Abel Caballero se convirtió en el 2015 en el alcalde con mayor respaldo ciudadano en la historia de Vigo (51,8 % de los sufragios). Tres años después, según la encuesta de Sondaxe que hoy publica La Voz de Galicia, resulta que no solo no sufre ningún desgaste sino que sigue subiendo en intención de voto (54,6 %). Y este barómetro también nos indica que el mismo PP que descubrió en las pasadas municipales cómo se hundía su suelo (20,5 % del electorado) continúa bajando hasta poner en riesgo lo de ser primera fuerza de la oposición (15,5 %). Estamos ante un fenómeno sin parangón en el mapa político español, porque en ninguna otra ciudad encontramos a un regidor municipal con semejante nivel de apoyo, y mucho menos si lleva el cartel del PSOE a cuestas. Aun más: Caballero ya fue capaz de contener el empuje de la Marea, que se quedó en un estimable pero irrelevante 11,5 % de los votos, y ahora aparece como el único que frena la ola de Ciudadanos en las urbes gallegas (en Vigo no alcanzaría ni el 5 % que permite entrar en la corporación). Buena parte de los votantes tradicionales de derechas tienen claro a quién votar.

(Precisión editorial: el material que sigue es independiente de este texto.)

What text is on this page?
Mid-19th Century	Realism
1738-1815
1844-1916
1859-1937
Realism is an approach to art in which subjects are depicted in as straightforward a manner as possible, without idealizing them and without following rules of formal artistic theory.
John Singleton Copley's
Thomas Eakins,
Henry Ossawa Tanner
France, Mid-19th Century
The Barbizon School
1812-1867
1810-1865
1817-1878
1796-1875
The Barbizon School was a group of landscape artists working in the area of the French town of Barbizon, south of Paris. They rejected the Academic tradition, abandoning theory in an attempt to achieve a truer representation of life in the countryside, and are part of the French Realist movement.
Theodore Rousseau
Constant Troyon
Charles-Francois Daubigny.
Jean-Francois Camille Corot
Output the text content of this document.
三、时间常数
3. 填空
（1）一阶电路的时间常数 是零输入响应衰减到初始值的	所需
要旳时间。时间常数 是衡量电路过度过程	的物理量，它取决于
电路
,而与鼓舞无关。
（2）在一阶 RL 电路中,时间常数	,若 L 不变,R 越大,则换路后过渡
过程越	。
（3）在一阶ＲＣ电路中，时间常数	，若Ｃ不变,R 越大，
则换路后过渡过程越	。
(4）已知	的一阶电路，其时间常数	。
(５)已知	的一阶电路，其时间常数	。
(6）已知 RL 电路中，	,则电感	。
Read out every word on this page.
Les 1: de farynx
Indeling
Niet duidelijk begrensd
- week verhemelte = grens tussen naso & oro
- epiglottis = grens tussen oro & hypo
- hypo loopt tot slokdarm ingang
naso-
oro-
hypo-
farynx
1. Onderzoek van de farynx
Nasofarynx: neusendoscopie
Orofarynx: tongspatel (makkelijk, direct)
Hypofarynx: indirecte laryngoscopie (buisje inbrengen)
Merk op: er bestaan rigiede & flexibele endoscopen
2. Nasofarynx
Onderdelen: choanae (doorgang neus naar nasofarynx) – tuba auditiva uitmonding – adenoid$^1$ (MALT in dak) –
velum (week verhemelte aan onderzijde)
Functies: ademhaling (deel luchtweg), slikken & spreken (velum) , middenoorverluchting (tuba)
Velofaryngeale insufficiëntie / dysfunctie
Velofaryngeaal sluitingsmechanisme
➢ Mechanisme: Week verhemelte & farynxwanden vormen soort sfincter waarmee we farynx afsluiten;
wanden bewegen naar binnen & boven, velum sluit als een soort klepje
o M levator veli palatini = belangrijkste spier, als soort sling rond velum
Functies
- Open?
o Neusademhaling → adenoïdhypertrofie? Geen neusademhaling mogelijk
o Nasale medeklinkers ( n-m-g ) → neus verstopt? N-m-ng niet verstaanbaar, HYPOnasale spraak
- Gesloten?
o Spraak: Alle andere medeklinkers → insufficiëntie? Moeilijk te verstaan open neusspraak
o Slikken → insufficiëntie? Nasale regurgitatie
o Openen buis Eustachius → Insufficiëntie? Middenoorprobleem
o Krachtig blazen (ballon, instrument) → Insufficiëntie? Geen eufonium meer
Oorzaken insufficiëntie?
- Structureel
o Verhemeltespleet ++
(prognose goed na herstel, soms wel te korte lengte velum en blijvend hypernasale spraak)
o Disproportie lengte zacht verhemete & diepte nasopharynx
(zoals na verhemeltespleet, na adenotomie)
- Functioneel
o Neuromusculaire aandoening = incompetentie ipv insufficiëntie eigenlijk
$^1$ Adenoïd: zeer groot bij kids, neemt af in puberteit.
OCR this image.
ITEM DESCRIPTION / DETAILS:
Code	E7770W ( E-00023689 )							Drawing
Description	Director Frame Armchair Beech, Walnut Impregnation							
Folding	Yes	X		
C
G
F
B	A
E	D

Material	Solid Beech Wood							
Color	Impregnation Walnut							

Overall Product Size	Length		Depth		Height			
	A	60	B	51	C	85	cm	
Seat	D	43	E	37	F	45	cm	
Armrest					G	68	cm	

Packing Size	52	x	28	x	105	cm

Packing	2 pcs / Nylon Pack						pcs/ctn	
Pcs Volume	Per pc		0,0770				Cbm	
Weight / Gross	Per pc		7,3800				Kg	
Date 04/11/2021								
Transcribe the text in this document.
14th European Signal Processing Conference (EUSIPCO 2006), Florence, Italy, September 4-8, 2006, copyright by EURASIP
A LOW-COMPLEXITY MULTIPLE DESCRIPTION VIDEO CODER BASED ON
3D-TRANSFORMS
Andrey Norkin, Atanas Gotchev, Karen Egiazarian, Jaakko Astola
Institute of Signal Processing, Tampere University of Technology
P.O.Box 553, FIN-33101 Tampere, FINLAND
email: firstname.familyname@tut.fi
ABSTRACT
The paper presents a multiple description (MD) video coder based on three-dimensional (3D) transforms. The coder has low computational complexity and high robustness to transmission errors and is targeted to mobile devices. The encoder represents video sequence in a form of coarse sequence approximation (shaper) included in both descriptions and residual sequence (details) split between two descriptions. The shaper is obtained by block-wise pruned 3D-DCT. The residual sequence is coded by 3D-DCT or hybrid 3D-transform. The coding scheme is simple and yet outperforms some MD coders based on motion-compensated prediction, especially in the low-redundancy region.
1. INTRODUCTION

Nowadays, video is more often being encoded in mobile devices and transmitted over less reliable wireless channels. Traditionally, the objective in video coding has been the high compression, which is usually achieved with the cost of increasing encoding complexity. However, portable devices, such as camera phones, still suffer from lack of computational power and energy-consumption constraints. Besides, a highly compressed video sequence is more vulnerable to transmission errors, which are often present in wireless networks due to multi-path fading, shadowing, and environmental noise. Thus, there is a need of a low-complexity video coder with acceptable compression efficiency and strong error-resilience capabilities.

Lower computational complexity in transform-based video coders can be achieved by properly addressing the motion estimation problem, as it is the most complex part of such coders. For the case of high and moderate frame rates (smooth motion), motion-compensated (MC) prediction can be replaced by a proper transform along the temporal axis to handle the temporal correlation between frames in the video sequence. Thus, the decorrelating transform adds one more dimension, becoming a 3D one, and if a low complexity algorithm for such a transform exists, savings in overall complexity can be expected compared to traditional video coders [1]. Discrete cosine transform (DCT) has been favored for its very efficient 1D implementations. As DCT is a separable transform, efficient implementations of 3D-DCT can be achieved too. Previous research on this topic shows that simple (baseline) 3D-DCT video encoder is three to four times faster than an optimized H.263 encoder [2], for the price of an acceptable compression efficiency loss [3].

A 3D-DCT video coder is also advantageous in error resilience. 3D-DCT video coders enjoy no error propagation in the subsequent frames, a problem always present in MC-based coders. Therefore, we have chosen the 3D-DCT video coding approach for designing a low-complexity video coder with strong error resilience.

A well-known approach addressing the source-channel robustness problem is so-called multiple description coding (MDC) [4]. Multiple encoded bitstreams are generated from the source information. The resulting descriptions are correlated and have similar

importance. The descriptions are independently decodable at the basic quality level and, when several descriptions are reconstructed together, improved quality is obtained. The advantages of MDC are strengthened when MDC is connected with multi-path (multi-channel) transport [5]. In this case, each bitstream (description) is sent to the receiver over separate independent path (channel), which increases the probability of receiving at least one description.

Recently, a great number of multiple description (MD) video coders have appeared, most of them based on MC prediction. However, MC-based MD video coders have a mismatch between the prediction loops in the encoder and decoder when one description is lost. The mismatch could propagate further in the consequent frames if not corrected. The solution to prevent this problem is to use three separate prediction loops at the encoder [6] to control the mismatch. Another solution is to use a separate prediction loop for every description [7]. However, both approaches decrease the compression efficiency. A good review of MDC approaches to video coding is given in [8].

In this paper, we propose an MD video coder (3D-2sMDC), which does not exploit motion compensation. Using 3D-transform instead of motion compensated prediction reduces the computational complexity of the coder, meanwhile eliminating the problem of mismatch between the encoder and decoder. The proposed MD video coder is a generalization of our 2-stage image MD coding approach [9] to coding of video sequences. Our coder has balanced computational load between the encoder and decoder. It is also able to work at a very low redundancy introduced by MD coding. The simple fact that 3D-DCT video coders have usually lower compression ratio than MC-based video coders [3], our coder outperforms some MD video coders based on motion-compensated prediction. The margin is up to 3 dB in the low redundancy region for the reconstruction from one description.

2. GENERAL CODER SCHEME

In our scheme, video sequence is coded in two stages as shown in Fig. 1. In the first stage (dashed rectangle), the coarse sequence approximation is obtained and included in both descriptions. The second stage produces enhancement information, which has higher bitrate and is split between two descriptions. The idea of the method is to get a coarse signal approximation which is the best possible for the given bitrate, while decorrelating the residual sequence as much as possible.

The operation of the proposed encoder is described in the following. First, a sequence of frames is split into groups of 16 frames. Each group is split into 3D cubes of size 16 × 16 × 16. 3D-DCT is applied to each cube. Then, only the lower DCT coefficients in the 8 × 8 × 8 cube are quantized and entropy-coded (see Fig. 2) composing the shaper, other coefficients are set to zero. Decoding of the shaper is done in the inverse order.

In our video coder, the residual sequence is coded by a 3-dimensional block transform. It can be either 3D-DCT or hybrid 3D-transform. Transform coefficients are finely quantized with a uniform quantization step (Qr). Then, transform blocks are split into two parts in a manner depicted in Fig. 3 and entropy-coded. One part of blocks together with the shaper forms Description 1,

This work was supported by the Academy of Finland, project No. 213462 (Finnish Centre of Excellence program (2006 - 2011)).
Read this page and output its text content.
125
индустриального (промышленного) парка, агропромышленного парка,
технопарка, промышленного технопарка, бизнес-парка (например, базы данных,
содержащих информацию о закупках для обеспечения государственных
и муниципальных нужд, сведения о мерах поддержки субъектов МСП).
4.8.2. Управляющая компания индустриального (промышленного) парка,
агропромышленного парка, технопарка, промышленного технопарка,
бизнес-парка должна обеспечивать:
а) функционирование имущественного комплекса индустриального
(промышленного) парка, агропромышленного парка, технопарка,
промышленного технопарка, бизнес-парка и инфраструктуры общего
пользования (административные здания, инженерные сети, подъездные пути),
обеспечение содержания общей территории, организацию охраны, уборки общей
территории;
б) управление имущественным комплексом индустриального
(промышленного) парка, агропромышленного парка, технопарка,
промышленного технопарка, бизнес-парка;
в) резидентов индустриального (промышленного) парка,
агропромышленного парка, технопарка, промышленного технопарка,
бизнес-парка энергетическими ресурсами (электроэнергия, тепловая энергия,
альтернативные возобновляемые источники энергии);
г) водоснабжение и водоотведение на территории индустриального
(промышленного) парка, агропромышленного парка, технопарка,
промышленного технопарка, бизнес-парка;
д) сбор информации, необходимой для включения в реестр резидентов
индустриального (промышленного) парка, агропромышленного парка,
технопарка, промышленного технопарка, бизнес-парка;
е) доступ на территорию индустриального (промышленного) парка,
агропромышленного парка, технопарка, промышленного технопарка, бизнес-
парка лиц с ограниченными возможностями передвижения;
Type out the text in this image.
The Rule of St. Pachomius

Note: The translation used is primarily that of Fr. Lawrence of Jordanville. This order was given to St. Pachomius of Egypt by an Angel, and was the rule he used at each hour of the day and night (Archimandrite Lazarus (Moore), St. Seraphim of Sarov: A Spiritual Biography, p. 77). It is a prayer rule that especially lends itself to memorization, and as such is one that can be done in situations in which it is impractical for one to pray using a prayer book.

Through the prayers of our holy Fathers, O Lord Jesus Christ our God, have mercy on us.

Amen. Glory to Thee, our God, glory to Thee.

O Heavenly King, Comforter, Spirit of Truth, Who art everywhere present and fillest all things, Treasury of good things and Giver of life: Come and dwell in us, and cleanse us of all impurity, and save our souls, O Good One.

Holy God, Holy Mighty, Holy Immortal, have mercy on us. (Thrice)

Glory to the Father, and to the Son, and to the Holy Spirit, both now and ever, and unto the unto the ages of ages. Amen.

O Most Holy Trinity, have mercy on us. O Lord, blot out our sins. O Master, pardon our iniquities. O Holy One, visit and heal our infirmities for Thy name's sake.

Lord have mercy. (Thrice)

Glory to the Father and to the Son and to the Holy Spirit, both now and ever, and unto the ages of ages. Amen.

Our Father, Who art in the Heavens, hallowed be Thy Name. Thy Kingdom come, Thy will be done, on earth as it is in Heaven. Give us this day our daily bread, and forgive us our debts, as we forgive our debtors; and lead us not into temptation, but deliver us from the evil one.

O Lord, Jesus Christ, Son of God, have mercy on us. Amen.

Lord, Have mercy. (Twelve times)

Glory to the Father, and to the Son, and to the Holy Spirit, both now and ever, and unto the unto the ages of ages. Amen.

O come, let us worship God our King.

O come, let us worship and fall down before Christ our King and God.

Y ahora vayamos con la opinión.

Habrá quien crea que estamos ante un milagro, pero una parábola explica mejor la situación. La parábola del agua. El alcalde de Vigo mantiene en este mandato la estrategia política que le llevó a conectar con una mayoría social: humanización de calles y confrontación con la Xunta. Acción y reacción. Él hace cosas y las que no se hacen son por culpa de otros. Caballero embellece la ciudad con aceras, adornos y escaleras mecánicas mientras cultiva una sobreexposición pública para señalar a Feijoo por no habilitar un párking gratuito en el hospital, por no subvencionar vuelos en Peinador, por no ceñir a las islas Cíes la candidatura a patrimonio de la humanidad, por no permitir un bonobús exclusivo para vigueses, por no defender un AVE con Ourense, por no dejar que se reforme la Gran Vía... ¿Y qué hace el PP? Incapaz de contrarrestar esos ataques y de tener un discurso en positivo para la ciudad, su principal batalla en el último año fue cuestionar la calidad de agua que sale de los grifos de las viviendas. Se empeñaron por tierra, mar y aire. Pero nadie les hizo caso. Su inútil campaña, al final, reforzó al alcalde. A los vigueses les gusta cada vez más el agua que beben. Así que el único riesgo de Abel Caballero, de aquí a un año, es morir de éxito.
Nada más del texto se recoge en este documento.